30 years ago, Arthur David Olson started engineering a solution to this problem that persists to this day, and which he supported personally for all but the last few months. The systems I have that run his software have never even burped through legislative changes of the calendar, leap-seconds, and the Century leap-year day, which is a separate cycle from the 4-year one.
Bruce Perens.
Now, I'm not necessarily a Microsoft apologist, but I have to point out that it wasn't so long ago that other things near and dear to us geeks were experiencing similar problems.
I was trying to run some ant scripts yesterday that interact with an FTP server to delete some files. Those damned files wouldn't get deleted. They weren't even returned from a listing command. As it turns out, I was using a particularly old version of Apache Commons-Net library (this jar file was from 2005) which had a leap-year bug. It simply would not show me files with modification dates of 2/29. I was looking at the FTP server configuration, logging in with other clients, moving and renaming files, and all about ready to break out Wireshark... and then it occurred to me that it was leap day. Hoo-fucking-ray. "touch"ed the file, and sure enough, it was suddenly available. Those are a few hours of my life I'll never get back.

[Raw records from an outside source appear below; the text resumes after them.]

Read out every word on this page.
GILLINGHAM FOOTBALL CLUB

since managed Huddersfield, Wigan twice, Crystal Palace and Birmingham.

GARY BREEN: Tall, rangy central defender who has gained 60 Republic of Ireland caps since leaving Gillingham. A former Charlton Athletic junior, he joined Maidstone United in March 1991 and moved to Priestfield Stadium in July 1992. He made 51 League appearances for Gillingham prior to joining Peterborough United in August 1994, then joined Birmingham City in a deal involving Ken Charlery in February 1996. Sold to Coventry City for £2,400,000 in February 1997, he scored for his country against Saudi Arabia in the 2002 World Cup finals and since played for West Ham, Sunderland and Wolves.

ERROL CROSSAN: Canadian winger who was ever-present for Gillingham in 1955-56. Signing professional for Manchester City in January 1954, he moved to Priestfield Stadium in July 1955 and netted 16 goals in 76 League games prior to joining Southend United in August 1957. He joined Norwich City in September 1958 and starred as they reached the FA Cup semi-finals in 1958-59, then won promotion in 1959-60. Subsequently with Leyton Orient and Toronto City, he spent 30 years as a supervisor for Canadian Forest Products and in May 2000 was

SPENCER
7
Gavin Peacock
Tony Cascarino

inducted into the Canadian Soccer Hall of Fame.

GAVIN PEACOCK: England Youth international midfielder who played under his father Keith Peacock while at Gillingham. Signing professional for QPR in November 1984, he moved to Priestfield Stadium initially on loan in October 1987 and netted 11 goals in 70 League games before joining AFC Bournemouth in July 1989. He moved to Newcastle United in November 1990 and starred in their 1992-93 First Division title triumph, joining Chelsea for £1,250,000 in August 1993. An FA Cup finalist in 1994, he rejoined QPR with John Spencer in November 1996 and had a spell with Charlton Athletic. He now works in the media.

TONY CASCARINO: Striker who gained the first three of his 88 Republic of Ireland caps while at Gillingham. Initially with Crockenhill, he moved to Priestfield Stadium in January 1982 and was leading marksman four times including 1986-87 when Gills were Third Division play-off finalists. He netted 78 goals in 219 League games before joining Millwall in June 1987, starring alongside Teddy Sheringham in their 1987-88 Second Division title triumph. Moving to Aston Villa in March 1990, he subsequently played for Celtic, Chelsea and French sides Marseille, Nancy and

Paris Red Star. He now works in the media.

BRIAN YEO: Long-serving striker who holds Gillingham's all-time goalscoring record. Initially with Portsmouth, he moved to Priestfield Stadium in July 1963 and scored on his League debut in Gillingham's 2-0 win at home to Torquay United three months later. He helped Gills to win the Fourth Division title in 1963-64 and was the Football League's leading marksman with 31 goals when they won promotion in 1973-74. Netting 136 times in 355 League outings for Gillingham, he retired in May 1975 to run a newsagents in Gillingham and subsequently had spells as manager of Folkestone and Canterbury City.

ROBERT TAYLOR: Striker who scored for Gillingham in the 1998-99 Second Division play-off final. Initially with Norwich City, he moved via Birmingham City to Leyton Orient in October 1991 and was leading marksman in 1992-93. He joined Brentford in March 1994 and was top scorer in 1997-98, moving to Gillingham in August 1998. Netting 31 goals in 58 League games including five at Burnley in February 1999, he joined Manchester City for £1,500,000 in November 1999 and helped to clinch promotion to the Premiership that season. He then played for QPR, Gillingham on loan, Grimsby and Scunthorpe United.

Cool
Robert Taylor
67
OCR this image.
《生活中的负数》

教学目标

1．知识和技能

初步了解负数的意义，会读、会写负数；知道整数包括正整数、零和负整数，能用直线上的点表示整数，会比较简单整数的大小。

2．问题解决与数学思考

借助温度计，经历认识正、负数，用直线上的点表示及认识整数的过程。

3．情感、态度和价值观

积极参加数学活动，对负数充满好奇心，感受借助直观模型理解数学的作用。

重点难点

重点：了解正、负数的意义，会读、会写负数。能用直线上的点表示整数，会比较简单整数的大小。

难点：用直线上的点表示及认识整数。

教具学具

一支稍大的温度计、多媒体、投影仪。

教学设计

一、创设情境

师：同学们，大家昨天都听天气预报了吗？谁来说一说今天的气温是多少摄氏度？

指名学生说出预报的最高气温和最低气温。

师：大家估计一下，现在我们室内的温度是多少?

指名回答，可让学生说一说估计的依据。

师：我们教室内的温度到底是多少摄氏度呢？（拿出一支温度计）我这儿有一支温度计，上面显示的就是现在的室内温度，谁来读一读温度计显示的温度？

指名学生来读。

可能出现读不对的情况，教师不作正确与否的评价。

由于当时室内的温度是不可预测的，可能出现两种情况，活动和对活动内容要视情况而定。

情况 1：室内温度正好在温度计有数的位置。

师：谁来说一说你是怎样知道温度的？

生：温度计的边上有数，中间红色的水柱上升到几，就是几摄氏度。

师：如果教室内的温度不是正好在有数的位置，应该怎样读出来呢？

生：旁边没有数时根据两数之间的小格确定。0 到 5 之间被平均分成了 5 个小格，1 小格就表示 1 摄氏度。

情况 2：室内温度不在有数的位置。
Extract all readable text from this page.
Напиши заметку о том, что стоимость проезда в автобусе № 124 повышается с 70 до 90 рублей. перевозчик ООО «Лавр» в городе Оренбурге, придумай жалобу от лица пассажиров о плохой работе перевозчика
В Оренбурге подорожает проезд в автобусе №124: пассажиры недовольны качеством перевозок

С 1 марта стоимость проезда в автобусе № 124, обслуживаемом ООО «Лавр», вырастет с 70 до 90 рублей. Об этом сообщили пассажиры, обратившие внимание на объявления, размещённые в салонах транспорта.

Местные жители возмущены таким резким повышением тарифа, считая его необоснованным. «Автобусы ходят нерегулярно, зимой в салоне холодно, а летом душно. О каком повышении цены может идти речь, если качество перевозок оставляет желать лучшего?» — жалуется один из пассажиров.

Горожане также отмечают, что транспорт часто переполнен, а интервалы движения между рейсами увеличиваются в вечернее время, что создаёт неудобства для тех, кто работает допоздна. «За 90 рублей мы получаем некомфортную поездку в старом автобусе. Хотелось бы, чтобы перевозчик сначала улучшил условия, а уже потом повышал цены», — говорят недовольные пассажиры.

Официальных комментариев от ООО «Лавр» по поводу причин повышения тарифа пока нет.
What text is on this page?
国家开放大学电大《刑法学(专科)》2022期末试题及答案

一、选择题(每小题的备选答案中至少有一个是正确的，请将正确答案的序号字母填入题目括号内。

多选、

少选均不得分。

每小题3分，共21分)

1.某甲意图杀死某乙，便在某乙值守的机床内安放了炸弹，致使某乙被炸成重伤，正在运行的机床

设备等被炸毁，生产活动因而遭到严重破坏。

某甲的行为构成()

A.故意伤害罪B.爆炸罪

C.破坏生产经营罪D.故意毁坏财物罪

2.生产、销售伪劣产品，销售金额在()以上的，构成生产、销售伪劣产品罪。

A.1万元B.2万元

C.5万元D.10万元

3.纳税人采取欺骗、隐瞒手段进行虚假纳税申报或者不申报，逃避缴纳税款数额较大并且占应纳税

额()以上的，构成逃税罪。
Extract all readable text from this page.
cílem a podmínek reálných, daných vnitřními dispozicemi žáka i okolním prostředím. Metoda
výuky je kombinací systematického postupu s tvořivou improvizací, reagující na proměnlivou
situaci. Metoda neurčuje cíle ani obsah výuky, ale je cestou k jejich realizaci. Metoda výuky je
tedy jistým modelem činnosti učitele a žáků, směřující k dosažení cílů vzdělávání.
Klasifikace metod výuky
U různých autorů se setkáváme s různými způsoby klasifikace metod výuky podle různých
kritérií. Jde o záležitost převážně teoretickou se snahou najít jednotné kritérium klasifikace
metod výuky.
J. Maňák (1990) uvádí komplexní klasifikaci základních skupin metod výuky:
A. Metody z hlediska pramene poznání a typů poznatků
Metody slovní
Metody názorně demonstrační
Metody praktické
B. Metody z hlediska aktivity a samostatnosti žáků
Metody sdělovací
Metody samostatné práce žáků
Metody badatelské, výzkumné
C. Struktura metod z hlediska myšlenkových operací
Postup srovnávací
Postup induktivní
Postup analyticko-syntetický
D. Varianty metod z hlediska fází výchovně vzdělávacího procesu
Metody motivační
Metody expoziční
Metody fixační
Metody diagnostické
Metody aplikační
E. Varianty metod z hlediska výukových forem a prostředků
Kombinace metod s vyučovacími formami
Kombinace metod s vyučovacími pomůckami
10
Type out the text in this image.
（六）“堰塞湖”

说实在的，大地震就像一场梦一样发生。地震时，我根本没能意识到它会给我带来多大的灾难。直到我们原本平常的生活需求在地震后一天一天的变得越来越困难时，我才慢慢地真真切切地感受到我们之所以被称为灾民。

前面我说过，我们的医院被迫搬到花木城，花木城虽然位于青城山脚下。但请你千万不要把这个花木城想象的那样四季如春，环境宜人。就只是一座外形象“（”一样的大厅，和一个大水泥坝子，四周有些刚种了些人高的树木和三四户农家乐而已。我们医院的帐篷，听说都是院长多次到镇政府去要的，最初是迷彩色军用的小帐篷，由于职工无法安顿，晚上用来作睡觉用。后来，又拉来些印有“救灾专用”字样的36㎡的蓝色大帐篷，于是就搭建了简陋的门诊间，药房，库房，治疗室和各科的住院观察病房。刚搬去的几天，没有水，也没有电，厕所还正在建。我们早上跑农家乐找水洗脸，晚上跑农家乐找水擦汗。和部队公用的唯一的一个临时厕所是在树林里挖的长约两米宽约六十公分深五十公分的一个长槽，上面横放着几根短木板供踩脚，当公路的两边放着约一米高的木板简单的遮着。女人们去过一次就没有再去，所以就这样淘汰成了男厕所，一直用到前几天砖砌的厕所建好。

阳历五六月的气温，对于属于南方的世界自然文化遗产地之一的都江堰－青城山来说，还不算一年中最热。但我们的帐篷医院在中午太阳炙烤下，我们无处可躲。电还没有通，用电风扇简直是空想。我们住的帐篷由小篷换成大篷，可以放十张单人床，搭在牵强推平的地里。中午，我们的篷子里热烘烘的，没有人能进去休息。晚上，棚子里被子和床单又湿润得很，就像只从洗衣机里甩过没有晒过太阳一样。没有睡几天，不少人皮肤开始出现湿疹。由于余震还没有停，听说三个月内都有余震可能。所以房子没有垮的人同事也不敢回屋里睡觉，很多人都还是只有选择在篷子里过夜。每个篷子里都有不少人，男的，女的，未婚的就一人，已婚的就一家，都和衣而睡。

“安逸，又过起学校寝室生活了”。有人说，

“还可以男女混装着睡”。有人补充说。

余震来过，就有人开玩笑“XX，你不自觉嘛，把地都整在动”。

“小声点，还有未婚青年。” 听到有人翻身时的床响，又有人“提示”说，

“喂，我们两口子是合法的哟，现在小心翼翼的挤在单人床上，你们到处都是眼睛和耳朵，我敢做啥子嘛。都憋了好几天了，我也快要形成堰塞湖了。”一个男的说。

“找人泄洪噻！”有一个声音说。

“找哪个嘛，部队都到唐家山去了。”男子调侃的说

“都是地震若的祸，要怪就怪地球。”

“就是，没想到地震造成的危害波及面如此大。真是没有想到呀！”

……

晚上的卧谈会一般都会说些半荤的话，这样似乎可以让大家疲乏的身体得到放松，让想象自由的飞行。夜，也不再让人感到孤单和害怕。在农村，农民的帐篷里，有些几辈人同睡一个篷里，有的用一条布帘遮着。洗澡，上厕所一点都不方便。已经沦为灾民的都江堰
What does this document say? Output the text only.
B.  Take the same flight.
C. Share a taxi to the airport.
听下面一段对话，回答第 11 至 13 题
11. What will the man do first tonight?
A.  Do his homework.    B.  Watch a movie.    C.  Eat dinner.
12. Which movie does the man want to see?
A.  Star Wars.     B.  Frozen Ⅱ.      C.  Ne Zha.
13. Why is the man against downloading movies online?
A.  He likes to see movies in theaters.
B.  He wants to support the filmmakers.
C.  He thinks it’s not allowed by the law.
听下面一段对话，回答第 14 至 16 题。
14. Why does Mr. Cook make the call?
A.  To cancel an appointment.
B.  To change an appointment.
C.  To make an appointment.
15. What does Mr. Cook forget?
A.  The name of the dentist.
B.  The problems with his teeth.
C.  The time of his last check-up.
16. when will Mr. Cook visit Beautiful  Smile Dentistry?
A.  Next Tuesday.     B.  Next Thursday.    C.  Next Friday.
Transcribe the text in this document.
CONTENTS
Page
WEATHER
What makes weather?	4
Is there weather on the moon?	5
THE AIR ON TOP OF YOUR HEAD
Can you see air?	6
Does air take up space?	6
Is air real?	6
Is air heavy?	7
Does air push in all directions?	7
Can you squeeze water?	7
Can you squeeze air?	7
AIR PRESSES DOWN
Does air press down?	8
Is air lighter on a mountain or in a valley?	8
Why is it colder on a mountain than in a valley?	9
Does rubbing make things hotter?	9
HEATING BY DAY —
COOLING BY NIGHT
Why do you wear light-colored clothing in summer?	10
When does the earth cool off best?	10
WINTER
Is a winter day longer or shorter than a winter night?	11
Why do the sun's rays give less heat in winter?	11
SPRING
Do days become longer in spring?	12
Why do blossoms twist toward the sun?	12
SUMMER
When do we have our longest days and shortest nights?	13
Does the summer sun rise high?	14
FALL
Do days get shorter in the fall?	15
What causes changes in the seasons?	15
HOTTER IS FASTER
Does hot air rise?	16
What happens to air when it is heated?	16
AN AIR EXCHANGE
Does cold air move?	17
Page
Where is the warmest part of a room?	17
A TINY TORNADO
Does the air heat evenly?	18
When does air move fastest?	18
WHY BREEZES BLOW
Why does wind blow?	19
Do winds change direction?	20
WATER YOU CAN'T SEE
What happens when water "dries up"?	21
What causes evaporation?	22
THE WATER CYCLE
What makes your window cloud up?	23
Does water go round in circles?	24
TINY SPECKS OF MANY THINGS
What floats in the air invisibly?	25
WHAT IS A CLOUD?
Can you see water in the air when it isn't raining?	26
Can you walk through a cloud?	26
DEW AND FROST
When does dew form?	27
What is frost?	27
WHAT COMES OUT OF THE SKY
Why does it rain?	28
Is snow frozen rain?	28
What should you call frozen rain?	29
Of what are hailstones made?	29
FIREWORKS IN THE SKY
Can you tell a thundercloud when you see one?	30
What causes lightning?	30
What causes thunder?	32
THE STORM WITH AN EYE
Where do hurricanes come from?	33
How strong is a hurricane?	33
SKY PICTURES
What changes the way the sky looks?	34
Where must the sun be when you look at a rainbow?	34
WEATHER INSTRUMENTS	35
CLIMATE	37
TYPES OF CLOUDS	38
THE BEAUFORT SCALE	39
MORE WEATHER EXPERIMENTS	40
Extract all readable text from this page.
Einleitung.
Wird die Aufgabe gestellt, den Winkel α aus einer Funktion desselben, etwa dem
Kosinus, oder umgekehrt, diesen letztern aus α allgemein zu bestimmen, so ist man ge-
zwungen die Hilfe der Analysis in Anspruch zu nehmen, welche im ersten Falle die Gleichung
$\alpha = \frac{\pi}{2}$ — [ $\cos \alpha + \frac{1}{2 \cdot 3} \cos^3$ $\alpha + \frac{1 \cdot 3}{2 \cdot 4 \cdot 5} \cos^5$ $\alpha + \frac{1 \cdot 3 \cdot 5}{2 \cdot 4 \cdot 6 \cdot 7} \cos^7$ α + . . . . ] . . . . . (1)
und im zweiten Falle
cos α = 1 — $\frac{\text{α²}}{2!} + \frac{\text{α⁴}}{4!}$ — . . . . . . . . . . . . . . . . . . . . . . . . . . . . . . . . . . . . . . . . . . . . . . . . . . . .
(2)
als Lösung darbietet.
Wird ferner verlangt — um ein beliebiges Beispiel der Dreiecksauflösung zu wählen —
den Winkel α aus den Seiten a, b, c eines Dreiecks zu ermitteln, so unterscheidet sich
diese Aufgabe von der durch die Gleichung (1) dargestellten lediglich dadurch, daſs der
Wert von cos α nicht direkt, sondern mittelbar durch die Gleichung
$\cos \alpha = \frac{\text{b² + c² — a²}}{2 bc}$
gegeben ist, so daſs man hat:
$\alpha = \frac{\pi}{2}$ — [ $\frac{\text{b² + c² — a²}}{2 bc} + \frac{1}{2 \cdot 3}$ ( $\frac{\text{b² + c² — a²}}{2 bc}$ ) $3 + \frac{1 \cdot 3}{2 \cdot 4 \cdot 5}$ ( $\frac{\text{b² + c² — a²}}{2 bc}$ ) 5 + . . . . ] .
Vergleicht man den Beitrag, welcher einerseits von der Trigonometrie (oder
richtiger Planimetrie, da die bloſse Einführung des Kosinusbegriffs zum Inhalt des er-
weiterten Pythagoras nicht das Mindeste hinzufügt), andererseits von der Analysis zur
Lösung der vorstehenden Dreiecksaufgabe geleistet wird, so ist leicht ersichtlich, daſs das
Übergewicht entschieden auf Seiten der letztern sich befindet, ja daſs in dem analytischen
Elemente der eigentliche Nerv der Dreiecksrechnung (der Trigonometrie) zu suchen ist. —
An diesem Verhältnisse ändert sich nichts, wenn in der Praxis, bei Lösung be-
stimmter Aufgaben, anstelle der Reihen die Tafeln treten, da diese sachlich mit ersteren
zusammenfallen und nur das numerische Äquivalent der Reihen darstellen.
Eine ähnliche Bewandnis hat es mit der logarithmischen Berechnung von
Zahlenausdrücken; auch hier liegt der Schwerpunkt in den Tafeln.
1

I only post comments when someone on the internet is wrong.
Some of the common leap year bugs that I've seen over the years:
1. A matrix with the number of days per month:
e.g. smallint dayspermonth[12]={31,28,31,30,31,30,31,31,30,31,30,31};
Indexing into the matrix for February (index 1) ignores leap years.
1. A matrix with 365 elements to represent a year's worth of something:
e.g. smallint hightemps[365];
This usually doesn't fail until Dec 31, when hightemp[mydate.dayofyear()-1] points to a non-existent element.
Of course, if dayofyear is calculated using the matrix in the prior bug, it will fail invisibly since that will be incorrect
as well.
2. Quck-n-dirty subtract one year math:
e.g. Convert date to char in YYYYDDMM format, convert char to int, subtract 10000, convert back to a char and then date.
Why people do this when you can dateadd(year,mydate,-1) is that easy, I have no clue. But it breaks horridly when
you use it to determine "one year ago today" from Feb 29.
The leap year specification was only written in 1582. So it isn't 2k years old.